Saltar para: Post [1], Comentários [2], Pesquisa e Arquivos [3]

planetamarcia

planetamarcia

Janeiro 04, 2014

À Espera de Moby Dick - Nuno Amado - Opinião

 

Nem sempre um livro lido é adequado ao que vai na nossa cabeça. Por isso podemos, em determinada altura, achar um livro excelente e noutra deixá-lo passar por nós sem grandes marcas.

Não sei se estou à espera de Moby Dick. Que procuro algo isso é certo. Se vou encontrar o que necessito já não sei.

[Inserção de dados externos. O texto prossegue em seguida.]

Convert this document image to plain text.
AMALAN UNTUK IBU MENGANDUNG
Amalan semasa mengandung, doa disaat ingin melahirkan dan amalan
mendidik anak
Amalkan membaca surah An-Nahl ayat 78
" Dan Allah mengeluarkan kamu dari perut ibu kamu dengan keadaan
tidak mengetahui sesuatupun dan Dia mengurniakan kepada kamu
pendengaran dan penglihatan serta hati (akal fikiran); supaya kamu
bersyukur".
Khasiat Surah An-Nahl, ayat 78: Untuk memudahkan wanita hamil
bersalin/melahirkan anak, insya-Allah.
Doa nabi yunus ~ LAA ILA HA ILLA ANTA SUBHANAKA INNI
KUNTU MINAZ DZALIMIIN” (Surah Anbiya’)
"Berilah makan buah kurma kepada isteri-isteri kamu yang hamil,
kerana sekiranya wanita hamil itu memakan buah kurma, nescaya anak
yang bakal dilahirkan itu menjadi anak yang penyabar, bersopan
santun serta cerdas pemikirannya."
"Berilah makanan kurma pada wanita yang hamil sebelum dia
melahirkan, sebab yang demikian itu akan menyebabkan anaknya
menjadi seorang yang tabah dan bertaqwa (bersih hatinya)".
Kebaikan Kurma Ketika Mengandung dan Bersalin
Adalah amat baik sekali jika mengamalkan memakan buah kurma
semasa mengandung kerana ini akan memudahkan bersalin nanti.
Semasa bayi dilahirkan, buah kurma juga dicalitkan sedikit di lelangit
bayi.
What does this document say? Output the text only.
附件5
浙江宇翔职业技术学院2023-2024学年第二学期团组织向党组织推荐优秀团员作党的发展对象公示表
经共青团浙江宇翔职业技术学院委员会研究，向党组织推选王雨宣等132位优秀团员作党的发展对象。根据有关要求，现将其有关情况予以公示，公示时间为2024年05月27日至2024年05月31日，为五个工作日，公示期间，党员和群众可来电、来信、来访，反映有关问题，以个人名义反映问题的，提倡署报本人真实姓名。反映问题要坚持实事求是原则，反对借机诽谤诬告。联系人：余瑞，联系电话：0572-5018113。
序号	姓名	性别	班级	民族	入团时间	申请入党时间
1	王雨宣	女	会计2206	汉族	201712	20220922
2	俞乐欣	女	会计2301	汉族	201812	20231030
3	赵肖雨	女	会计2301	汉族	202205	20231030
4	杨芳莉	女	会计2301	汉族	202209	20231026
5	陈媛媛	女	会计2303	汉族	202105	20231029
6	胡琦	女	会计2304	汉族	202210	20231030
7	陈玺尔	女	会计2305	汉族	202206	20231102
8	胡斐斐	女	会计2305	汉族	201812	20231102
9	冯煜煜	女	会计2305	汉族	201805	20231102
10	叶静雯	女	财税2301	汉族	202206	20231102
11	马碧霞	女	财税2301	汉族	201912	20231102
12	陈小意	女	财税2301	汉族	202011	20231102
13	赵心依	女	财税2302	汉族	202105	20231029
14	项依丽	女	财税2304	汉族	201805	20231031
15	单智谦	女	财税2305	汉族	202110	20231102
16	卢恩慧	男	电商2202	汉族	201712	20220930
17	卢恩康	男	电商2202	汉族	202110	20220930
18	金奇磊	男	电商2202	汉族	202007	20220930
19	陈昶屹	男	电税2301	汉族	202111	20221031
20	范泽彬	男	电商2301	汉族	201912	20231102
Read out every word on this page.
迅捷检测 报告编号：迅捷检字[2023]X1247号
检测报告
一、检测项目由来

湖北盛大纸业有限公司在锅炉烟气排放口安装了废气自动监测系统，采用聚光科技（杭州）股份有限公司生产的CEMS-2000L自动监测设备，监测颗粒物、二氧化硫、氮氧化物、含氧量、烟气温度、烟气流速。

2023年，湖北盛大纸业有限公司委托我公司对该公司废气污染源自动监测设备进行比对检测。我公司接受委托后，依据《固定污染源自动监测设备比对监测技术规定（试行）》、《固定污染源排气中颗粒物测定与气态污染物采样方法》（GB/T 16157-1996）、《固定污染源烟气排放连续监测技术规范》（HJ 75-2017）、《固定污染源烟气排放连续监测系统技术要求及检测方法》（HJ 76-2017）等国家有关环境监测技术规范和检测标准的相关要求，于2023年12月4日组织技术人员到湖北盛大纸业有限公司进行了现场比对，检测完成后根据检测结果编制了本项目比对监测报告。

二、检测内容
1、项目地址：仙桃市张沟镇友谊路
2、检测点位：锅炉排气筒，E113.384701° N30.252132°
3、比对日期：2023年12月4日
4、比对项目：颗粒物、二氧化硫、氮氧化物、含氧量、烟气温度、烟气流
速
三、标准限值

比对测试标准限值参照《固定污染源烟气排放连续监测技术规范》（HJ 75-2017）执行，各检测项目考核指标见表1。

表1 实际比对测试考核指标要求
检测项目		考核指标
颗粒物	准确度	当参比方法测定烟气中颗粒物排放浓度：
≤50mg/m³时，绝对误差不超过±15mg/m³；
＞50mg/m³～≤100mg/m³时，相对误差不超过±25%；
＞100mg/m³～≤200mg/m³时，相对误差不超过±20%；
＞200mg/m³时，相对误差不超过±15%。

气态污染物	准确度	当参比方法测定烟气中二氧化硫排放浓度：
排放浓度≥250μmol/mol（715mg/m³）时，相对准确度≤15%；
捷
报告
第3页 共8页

Enquanto busco e espero fico feliz quando livros como este se atravessam no meu caminho e me chamam para os ler.

“À Espera de Moby Dick” é um livro extraordinário que me agarrou antes mesmo de o ter. De facto as formas que hoje em dia temos à nossa disposição para divulgar cultura, gratuita e desinteressadamente, são a maior arma para não deixar que o prazer da leitura se perca e, ao invés disso, aumente, se difunda, e provoque opiniões, que de tão diferentes ou semelhantes levem à discussão, ao debate, ao pensamento. O pensamento, essa fabulosa arma contra a ignorância e que todos podemos usar.

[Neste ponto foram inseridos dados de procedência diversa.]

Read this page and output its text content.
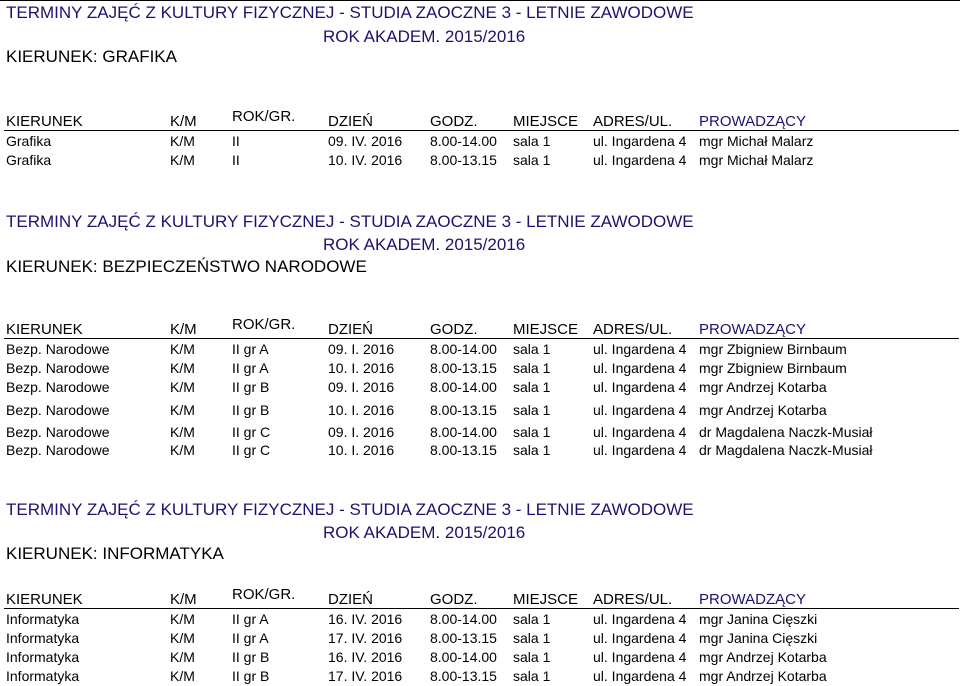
TERMINY ZAJĘĆ Z KULTURY FIZYCZNEJ - STUDIA ZAOCZNE 3 - LETNIE ZAWODOWE
ROK AKADEM. 2015/2016
KIERUNEK: GRAFIKA
KIERUNEK	K/M	ROK/GR.	DZIEŃ	GODZ.	MIEJSCE	ADRES/UL.	PROWADZĄCY
Grafika	K/M	II	09. IV. 2016	8.00-14.00	sala 1	ul. Ingardena 4	mgr Michał Malarz
Grafika	K/M	II	10. IV. 2016	8.00-13.15	sala 1	ul. Ingardena 4	mgr Michał Malarz
TERMINY ZAJĘĆ Z KULTURY FIZYCZNEJ - STUDIA ZAOCZNE 3 - LETNIE ZAWODOWE
ROK AKADEM. 2015/2016
KIERUNEK: BEZPIECZEŃSTWO NARODOWE
KIERUNEK	K/M	ROK/GR.	DZIEŃ	GODZ.	MIEJSCE	ADRES/UL.	PROWADZĄCY
Bezp. Narodowe	K/M	II gr A	09. I. 2016	8.00-14.00	sala 1	ul. Ingardena 4	mgr Zbigniew Birnbaum
Bezp. Narodowe	K/M	II gr A	10. I. 2016	8.00-13.15	sala 1	ul. Ingardena 4	mgr Zbigniew Birnbaum
Bezp. Narodowe	K/M	II gr B	09. I. 2016	8.00-14.00	sala 1	ul. Ingardena 4	mgr Andrzej Kotarba
Bezp. Narodowe	K/M	II gr B	10. I. 2016	8.00-13.15	sala 1	ul. Ingardena 4	mgr Andrzej Kotarba
Bezp. Narodowe	K/M	II gr C	09. I. 2016	8.00-14.00	sala 1	ul. Ingardena 4	dr Magdalena Naczk-Musiał
Bezp. Narodowe	K/M	II gr C	10. I. 2016	8.00-13.15	sala 1	ul. Ingardena 4	dr Magdalena Naczk-Musiał
TERMINY ZAJĘĆ Z KULTURY FIZYCZNEJ - STUDIA ZAOCZNE 3 - LETNIE ZAWODOWE
ROK AKADEM. 2015/2016
KIERUNEK: INFORMATYKA
KIERUNEK	K/M	ROK/GR.	DZIEŃ	GODZ.	MIEJSCE	ADRES/UL.	PROWADZĄCY
Informatyka	K/M	II gr A	16. IV. 2016	8.00-14.00	sala 1	ul. Ingardena 4	mgr Janina Cięszki
Informatyka	K/M	II gr A	17. IV. 2016	8.00-13.15	sala 1	ul. Ingardena 4	mgr Janina Cięszki
Informatyka	K/M	II gr B	16. IV. 2016	8.00-14.00	sala 1	ul. Ingardena 4	mgr Andrzej Kotarba
Informatyka	K/M	II gr B	17. IV. 2016	8.00-13.15	sala 1	ul. Ingardena 4	mgr Andrzej Kotarba
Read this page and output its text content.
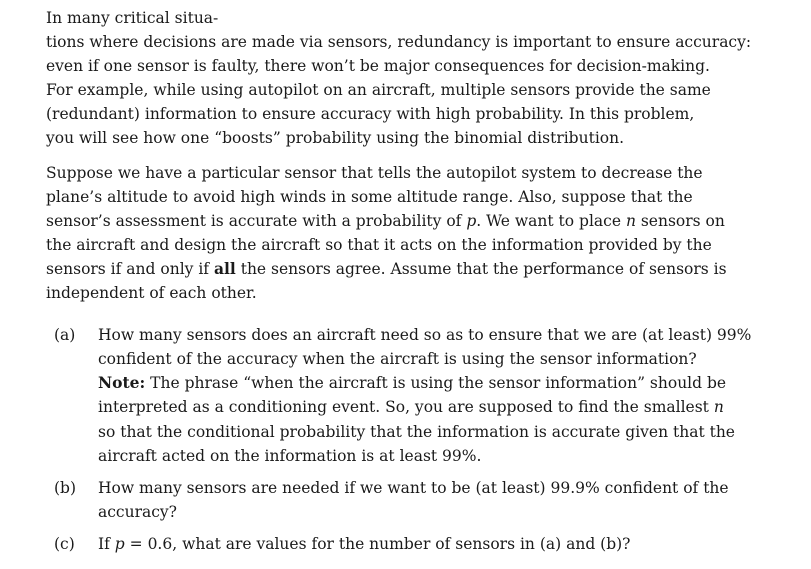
In many critical situa-
tions where decisions are made via sensors, redundancy is important to ensure accuracy:
even if one sensor is faulty, there won’t be major consequences for decision-making.
For example, while using autopilot on an aircraft, multiple sensors provide the same
(redundant) information to ensure accuracy with high probability. In this problem,
you will see how one “boosts” probability using the binomial distribution.

Suppose we have a particular sensor that tells the autopilot system to decrease the
plane’s altitude to avoid high winds in some altitude range. Also, suppose that the
sensor’s assessment is accurate with a probability of p. We want to place n sensors on
the aircraft and design the aircraft so that it acts on the information provided by the
sensors if and only if all the sensors agree. Assume that the performance of sensors is
independent of each other.

(a) How many sensors does an aircraft need so as to ensure that we are (at least) 99%
confident of the accuracy when the aircraft is using the sensor information?
Note: The phrase “when the aircraft is using the sensor information” should be
interpreted as a conditioning event. So, you are supposed to find the smallest n
so that the conditional probability that the information is accurate given that the
aircraft acted on the information is at least 99%.
(b) How many sensors are needed if we want to be (at least) 99.9% confident of the
accuracy?
(c) If p = 0.6, what are values for the number of sensors in (a) and (b)?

Obrigada à Inesbooks que tenho seguido no Youtube e no Facebook, pelos seus vídeos de alta qualidade para uma amadora (mas leitora profissional). Um dia cheguei a este vídeo. Passados dois dias estava a ler o livro.

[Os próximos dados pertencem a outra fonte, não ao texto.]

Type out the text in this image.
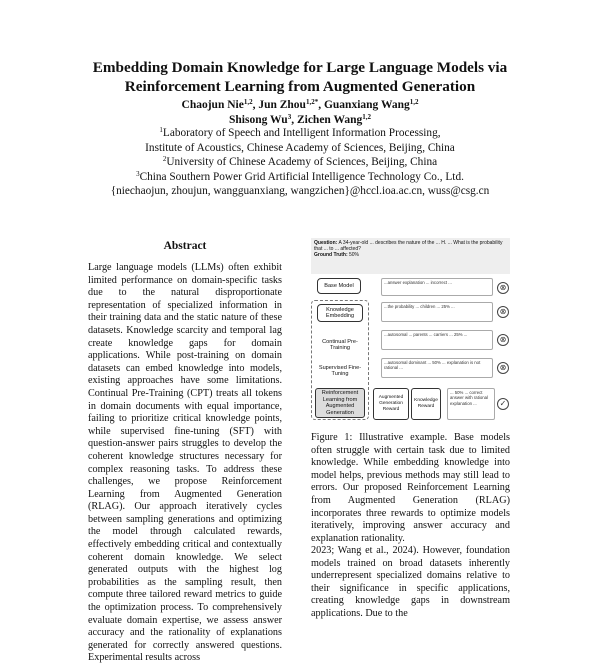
Embedding Domain Knowledge for Large Language Models via
Reinforcement Learning from Augmented Generation
Chaojun Nie$^{1,2}$, Jun Zhou$^{1,2*}$, Guanxiang Wang$^{1,2}$
Shisong Wu$^3$, Zichen Wang$^{1,2}$
$^1$Laboratory of Speech and Intelligent Information Processing,
Institute of Acoustics, Chinese Academy of Sciences, Beijing, China
$^2$University of Chinese Academy of Sciences, Beijing, China
$^3$China Southern Power Grid Artificial Intelligence Technology Co., Ltd.
{niechaojun, zhoujun, wangguanxiang, wangzichen}@hccl.ioa.ac.cn, wuss@csg.cn
Abstract
Large language models (LLMs) often exhibit limited performance on domain-specific tasks due to the natural disproportionate representation of specialized information in their training data and the static nature of these datasets. Knowledge scarcity and temporal lag create knowledge gaps for domain applications. While post-training on domain datasets can embed knowledge into models, existing approaches have some limitations. Continual Pre-Training (CPT) treats all tokens in domain documents with equal importance, failing to prioritize critical knowledge points, while supervised fine-tuning (SFT) with question-answer pairs struggles to develop the coherent knowledge structures necessary for complex reasoning tasks. To address these challenges, we propose Reinforcement Learning from Augmented Generation (RLAG). Our approach iteratively cycles between sampling generations and optimizing the model through calculated rewards, effectively embedding critical and contextually coherent domain knowledge. We select generated outputs with the highest log probabilities as the sampling result, then compute three tailored reward metrics to guide the optimization process. To comprehensively evaluate domain expertise, we assess answer accuracy and the rationality of explanations generated for correctly answered questions. Experimental results across
Question: A 34-year-old ... describes the nature of the ... H. ... What is the probability that ... to ... affected?
Ground Truth: 50%
Base Model
Knowledge Embedding
Continual Pre-Training
Supervised Fine-Tuning
Reinforcement Learning from Augmented Generation
...answer explanation ... incorrect ...
...the probability ... children ... 25% ...
...autosomal ... parents ... carriers ... 25% ...
...autosomal dominant ... 50% ... explanation is not rational ...
Augmented Generation Reward
Knowledge Reward
... 50% ... correct answer with rational explanation ...
⊗
⊗
⊗
⊗
✓
Figure 1: Illustrative example. Base models often struggle with certain task due to limited knowledge. While embedding knowledge into model helps, previous methods may still lead to errors. Our proposed Reinforcement Learning from Augmented Generation (RLAG) incorporates three rewards to optimize models iteratively, improving answer accuracy and explanation rationality.
2023; Wang et al., 2024). However, foundation models trained on broad datasets inherently underrepresent specialized domains relative to their significance in specific applications, creating knowledge gaps in downstream applications. Due to the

Um homem tem um segredo, uma dor que o consome, um acontecimento do passado. Isola-se numa ilha dos Açores, é a forma que encontra de lidar com o sofrimento que mudou para sempre a sua vida.

De estrutura epistolar, este livro vai sendo desconstruído através de cartas. Cartas que escreve a um amigo a quem conta o seu dia-a-dia a começar de novo, forma que encontra de exorcizar os seus demónios e manter um ténue contacto com a sua realidade, o que vai demonstrando que não se isolou para acabar com a própria vida mas para se encontrar. Demonstra esperança, desejo de superar, mesmo que o próprio ainda não o saiba.

Outras cartas são enviadas, estas de cariz mais hilariante. A quem nunca apeteceu enviar cartas para o Instituto Nacional de Estatística ou para uma qualquer publicação quando nos indignamos ou não concordamos com algo? Certamente libertador, apesar de termos consciência da sua inutilidade.

Depois há as outras estranhas personagens suas vizinhas na ilha. Todas com vidas misteriosas e atitudes enigmáticas. Mas se calhar não são todas as pessoas misteriosas antes de as conhecermos realmente?

Uma escrita limpa sem artifícios, como eu gosto. Pois que um livro com este tema exige simplicidade, o leitor tem de se focar no percurso da personagem, sem análises da possível riqueza ou pobreza literária. O livro está bem escrito e pronto. Chega. Fiquei realmente presa e em suspense pelo desfecho. Identifiquei-me e compreendi que há sempre um caminho, mas nem sempre se acerta no percurso.

Não há lições mas há conclusões. A solidão não cura a dor mas por vezes perfeitos estranhos podem mudar a nossa vida.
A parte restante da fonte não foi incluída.